UM INVERNO NO INFERNO
Há alguns meses fui num almoço armênio, num hotel chicoso, para encontrar a família e agradar minha avó. Lá havia uma linda menininha de uns doze anos, feições indianas, que fazia origamis e me desafiava com quebra-cabeças. Ela tinha uma caixa que se desmontava, o desafio era montá-la novamente, coisa que ela fazia em dois tempos. Eu, que nunca fui muito coordenado, tentei escapar da brincadeira, mas ela tanto insistiu que acabei pegando a caixa...
E só agora caiu a ficha. A caixa. Configuração de lamentos, para quem leu "The Hellbound Heart" ou assistiu "Hellraiser". Claro, é por isso que minha vida anda tão trevosa. Mexi na caixa e chamei os cenobitas, fui para o inferno, subsolo, que a mídia moderninha chama de udigrudi, ou underground...
Haha. Estava conversando sobre isso outro dia, com uma amiga. Nós sentados num bar da Augusta, no meio das putas, Christiane F passando, minha cabeça no formol, questionando o sentido do "underground". Ora, ora, para mim parece apenas o andar térreo, caminho de casa, estação Trianon-Masp, ou o que me resta como consolação. Não que eu seja muito transgressor, afinal, quem não é? Será que existe um andar abaixo? Será que o underground tomou conta de toda classe-média ou eu que mexi na caixa e não consigo mais olhar para cima? De qualquer forma, ainda existe a Vila Olímpia, os bailes countries, coelhinhos correndo na relva. Há outros caminhos...

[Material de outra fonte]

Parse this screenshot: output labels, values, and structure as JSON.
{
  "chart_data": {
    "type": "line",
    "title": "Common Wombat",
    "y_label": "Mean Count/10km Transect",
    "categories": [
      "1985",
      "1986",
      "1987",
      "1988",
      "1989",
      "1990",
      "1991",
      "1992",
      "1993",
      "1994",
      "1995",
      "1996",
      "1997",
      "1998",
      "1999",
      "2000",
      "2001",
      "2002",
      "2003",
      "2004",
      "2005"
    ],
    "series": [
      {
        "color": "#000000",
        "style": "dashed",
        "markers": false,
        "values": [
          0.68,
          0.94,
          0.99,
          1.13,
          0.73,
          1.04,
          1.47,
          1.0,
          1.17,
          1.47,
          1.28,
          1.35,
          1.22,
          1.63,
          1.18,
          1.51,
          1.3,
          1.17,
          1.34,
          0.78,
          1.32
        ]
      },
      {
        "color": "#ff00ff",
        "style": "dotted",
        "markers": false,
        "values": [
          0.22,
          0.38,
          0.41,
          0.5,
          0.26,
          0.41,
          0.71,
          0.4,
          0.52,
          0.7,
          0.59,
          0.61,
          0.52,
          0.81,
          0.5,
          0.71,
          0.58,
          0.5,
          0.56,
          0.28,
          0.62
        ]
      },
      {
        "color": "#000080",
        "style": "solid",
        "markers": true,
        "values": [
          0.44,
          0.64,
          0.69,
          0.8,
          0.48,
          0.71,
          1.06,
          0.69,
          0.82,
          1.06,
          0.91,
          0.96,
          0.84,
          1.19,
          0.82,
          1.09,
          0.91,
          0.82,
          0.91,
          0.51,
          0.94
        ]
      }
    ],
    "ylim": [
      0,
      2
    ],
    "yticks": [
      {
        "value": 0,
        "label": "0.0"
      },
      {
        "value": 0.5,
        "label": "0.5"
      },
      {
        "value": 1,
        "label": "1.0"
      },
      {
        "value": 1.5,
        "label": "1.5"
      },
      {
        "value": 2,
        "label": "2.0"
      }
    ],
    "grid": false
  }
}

Ou talvez o underground esteja sob os pés de todo mundo, mas só alguns abaixam a cabeça. "Estamos todos nas estrelas, mas alguns olham para as sarjetas", diriam os neo-wildeanos.
Eu fiz uma longa viagem para chegar até aqui. Não nasci em berço de ouro, para depois ser jogado na privada. Nem fui criado às margens desta poluída cidade. Tive uma infância e adolescência ordinárias, como a maioria da minha espécie, e talvez tenha até demorado um pouco para seguir meu próprio caminho, mas não demais. Afinal, os caminhos abertos a nós sempre foram abertos por outros, não são nossos, real ou exclusivamente. Assim, enquanto minha juventude ainda fluía intensa pelas correntezas, deixei que ela me levasse e eu seguisse o seu chamado. Poderia lamentar ter desaguado num esgoto, mas, como todos os jovens, sempre quis provar o gosto dos subterrâneos.
Esse é o primeiro parágrafo de "Mastigando Humanos", uma grande sátira ao underground. Para começar, todos os personagens tem nomes de estações de metrô... E pronto. Este foi o teaser de hoje.
Voltando ao subsolo – sem Dostoiewski – tive de devolver a lâmpada de radiação UVA/UVB para o Araki. Os dias andam muito nublados e eles precisa dela mais do que eu. Mas agora não sei como vou terminar de ler Fante. Ele é um escritor meigo, não é? E me faz acreditar que a realidade não é tão Hellraiser assim. Aliás, lendo "Pergunte ao Pó", me faz pensar que a realidade hoje em dia é mais Matrix. Quero dizer, você vê o jovem escritor Arturo Bandini sofrendo com a falta de grana, a senhoria cobrando o aluguel, as cartas de pagamento que não chegam, e percebe que hoje em dia é tudo dominado pelas máquinas. Eu não tenho de passar pelo constrangimento de pedir dinheiro emprestado, de não pagar as contas em dias, é tudo feito eletronicamente. O banco Itaú vai me dando crédito, aumentando os juros e eu vou me enforcando sozinho, sem ninguém para me repreender. Eu engano o caixa-eletrônico, pago contas além do meu saldo e fica tudo no campo virtual. Ninguém bate na minha porta com a mão estendida. Ninguém reclama que eu não paguei. Vez ou outra chega um email anunciando um dinheiro que entra... Oh, a pós-modernidade...
Bem que podiam aproveitar tudo isso e fazer o filme "NEO VS PINHEAD", não seria legal? Oh, a carne de Keanu perfurada por ganchos...
Então, estamos falando do underground, estações de metrô, e da sarjeta. Estação Consolação e Uma Estação no Inferno. Estação Inverno. Notas do Subsolo. E do Pó. Ahhhhhh... sinapses assassinas...
* O título do post foi chupado de uma música do Multiplex, que por sua vez chupou do Rimbaud. Aqui embaixo, todo mundo se chupa.